I use test_between_factors() to check the correlation between cola subgroups and groups in the annotation table anno. If the annotation values are numeric, one-way ANOVA is used and if the annotation values are categorical, chi-square test is used. In the following result, values are p-values from the corresponding tests.

anno2 = anno[, c("Sex",
                 "Age at Diagnosis [Years]",
                 "Peripheral Blasts [%]",
                 "Bone marrow Blasts [%]",
                 "Precursor",
                 "NPM1",
                 "FLT3",
                 "ELN2017",
                 "Day 15 bone marrow blasts",
                 "CR1",
                 "Allogeneic HSCT")]
test_between_factors(anno2, as.character(cl))

The tests show annotations of "Peripheral Blasts [%]", "Bone marrow Blasts [%]" and "Allogeneic HSCT" have significant relations to the cola subgroup classification.

Next chunk of code visualizes how the different annotations distribute in the cola subgroups. Boxplots are used when the annotation values are numeric and barplots are used when the annotation values are categorical.

par(mfrow = c(4, 3))
for(i in seq_len(ncol(anno2))) {
    if(is.numeric(anno2[[i]])) {
        boxplot(anno2[[i]] ~ cl, xlab = "cola group", ylab = colnames(anno2)[i], main = colnames(anno2)[i])
    } else {
        tbv = table(anno2[[i]], cl)
        level = rownames(tbv)
        barplot(table(anno2[[i]], cl), xlab = "cola group", ylab = colnames(anno2)[i],
            col = 1+ seq_along(level), main = colnames(anno2)[i])
        legend("topright", pch = 15, legend = level, col = 1+ seq_along(level))
    }
}

In the annotation table, there is also the survival data, thus, I can check the survival curves in the four cola subgroups.

anno$cola = cl  # append `cl` to the annotation table
library("survival")
library("survminer")
fit = survfit(Surv(`OS [months]`, `Death Event`) ~ cola, data = anno)
ggsurvplot(fit)

Next I check the pairwise survival difference. Values in the results are p-values. We can see cola group 1 and group 4 show the most significant survival difference.

pairwise_survdiff(Surv(`OS [months]`, `Death Event`) ~ cola, data = anno, p.adjust.method = "none")

Recall the following signature heatmap which I showed before:

get_signatures(res, k = best_k, verbose = FALSE)

In rows, there are five row groups. I apply Gene Ontology enrichment on the genes in the five row groups separately, with the function functional_enrichment().

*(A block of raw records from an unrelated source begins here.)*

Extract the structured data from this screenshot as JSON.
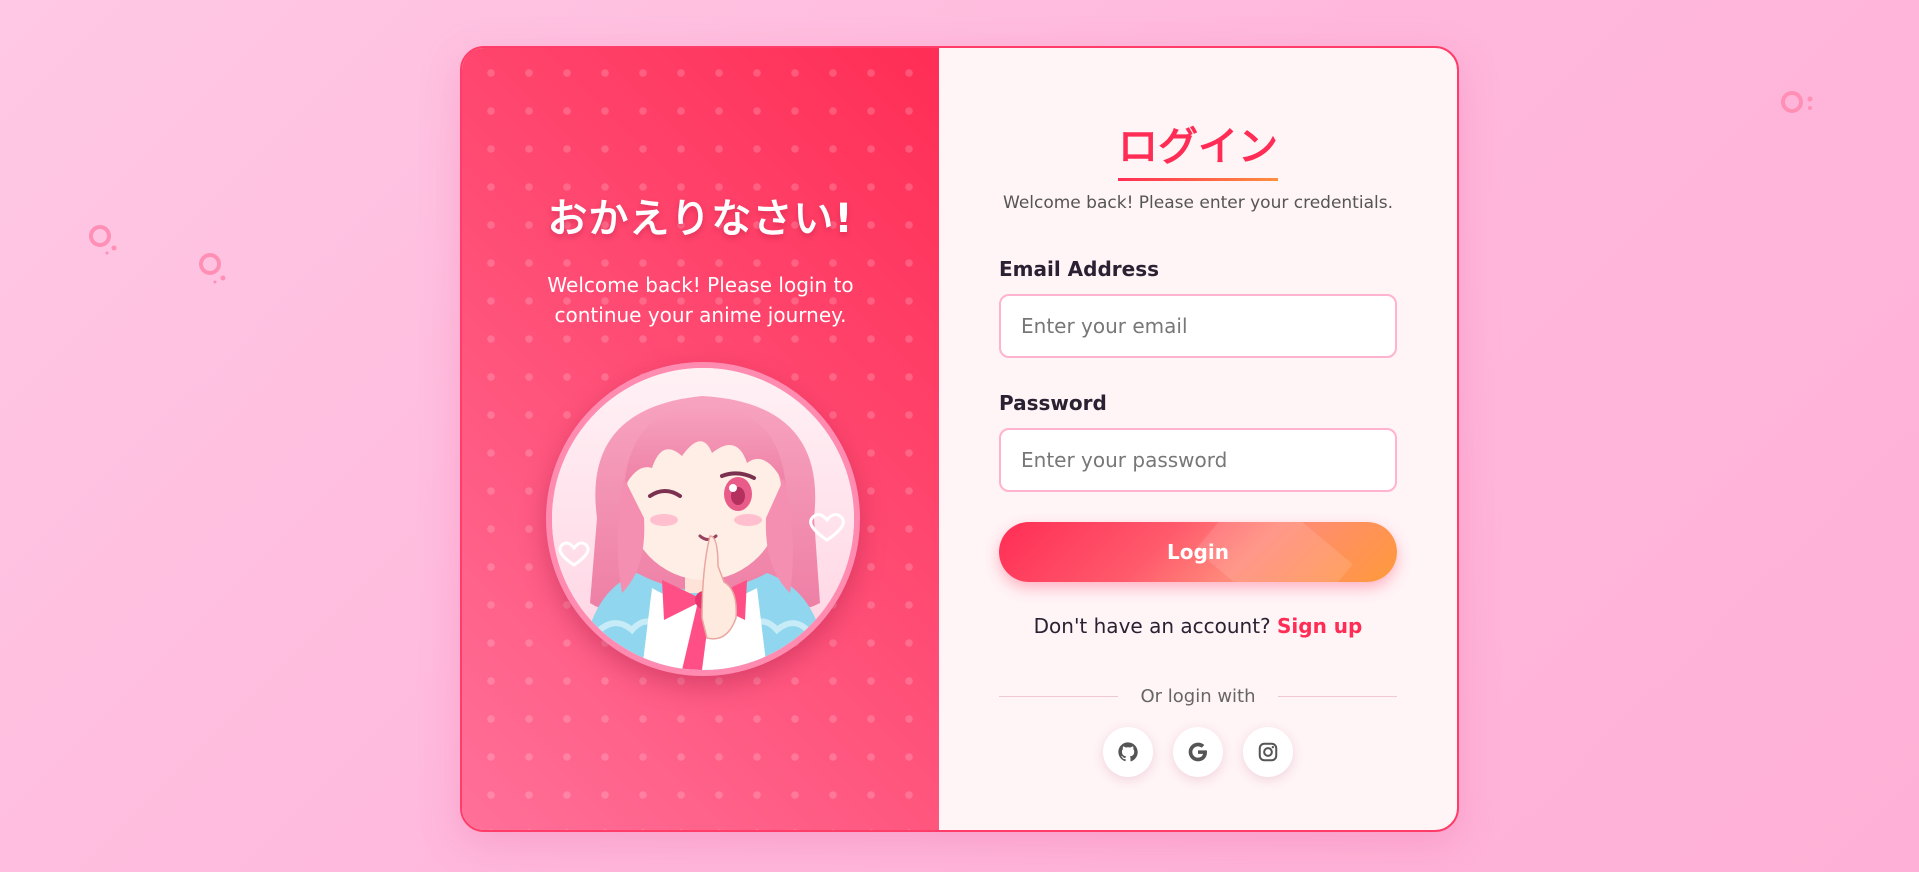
{
  "left_panel": {
    "heading": "おかえりなさい!",
    "message": "Welcome back! Please login to continue your anime journey.",
    "avatar_icon": "anime-girl-avatar"
  },
  "form": {
    "title": "ログイン",
    "subtitle": "Welcome back! Please enter your credentials.",
    "email_label": "Email Address",
    "email_placeholder": "Enter your email",
    "password_label": "Password",
    "password_placeholder": "Enter your password",
    "login_label": "Login",
    "signup_prompt": "Don't have an account?",
    "signup_link": "Sign up",
    "divider_text": "Or login with",
    "social": [
      "github-icon",
      "google-icon",
      "instagram-icon"
    ]
  },
  "colors": {
    "accent": "#ff2d55",
    "accent_orange": "#ff9a3a",
    "background": "#ffc8e4",
    "panel": "#fff4f6"
  }
}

The enrichment results are visualized by the package simplifyEnrichment.

In the following heatmap, the left heatmap (green-red) illustrates the adjusted p-values (FDRs) of GO terms enriched in the corresponding group of genes. The right heatmap shows the similarity of GO terms. The word clouds illustrates the overrepresented keywords from the GO terms in each GO cluster.

lt = functional_enrichment(res, k = best_k, ont = "BP", verbose = FALSE)
library(simplifyEnrichment)
simplifyGOFromMultipleLists(lt, verbose = FALSE)

I also apply Gene Ontology enrichment with the Cellular Component (CC) terms. Similar code as below:

lt = functional_enrichment(res, k = best_k, ont = "CC", verbose = FALSE)
library(simplifyEnrichment)
simplifyGOFromMultipleLists(lt, verbose = FALSE)

In the original paper, all 177 samples were classified into six subgroups. However, I cannot find the subgroup classification results in the paper or in the supplementary files, thus I cannot compare cola classification to the classification performed in the paper.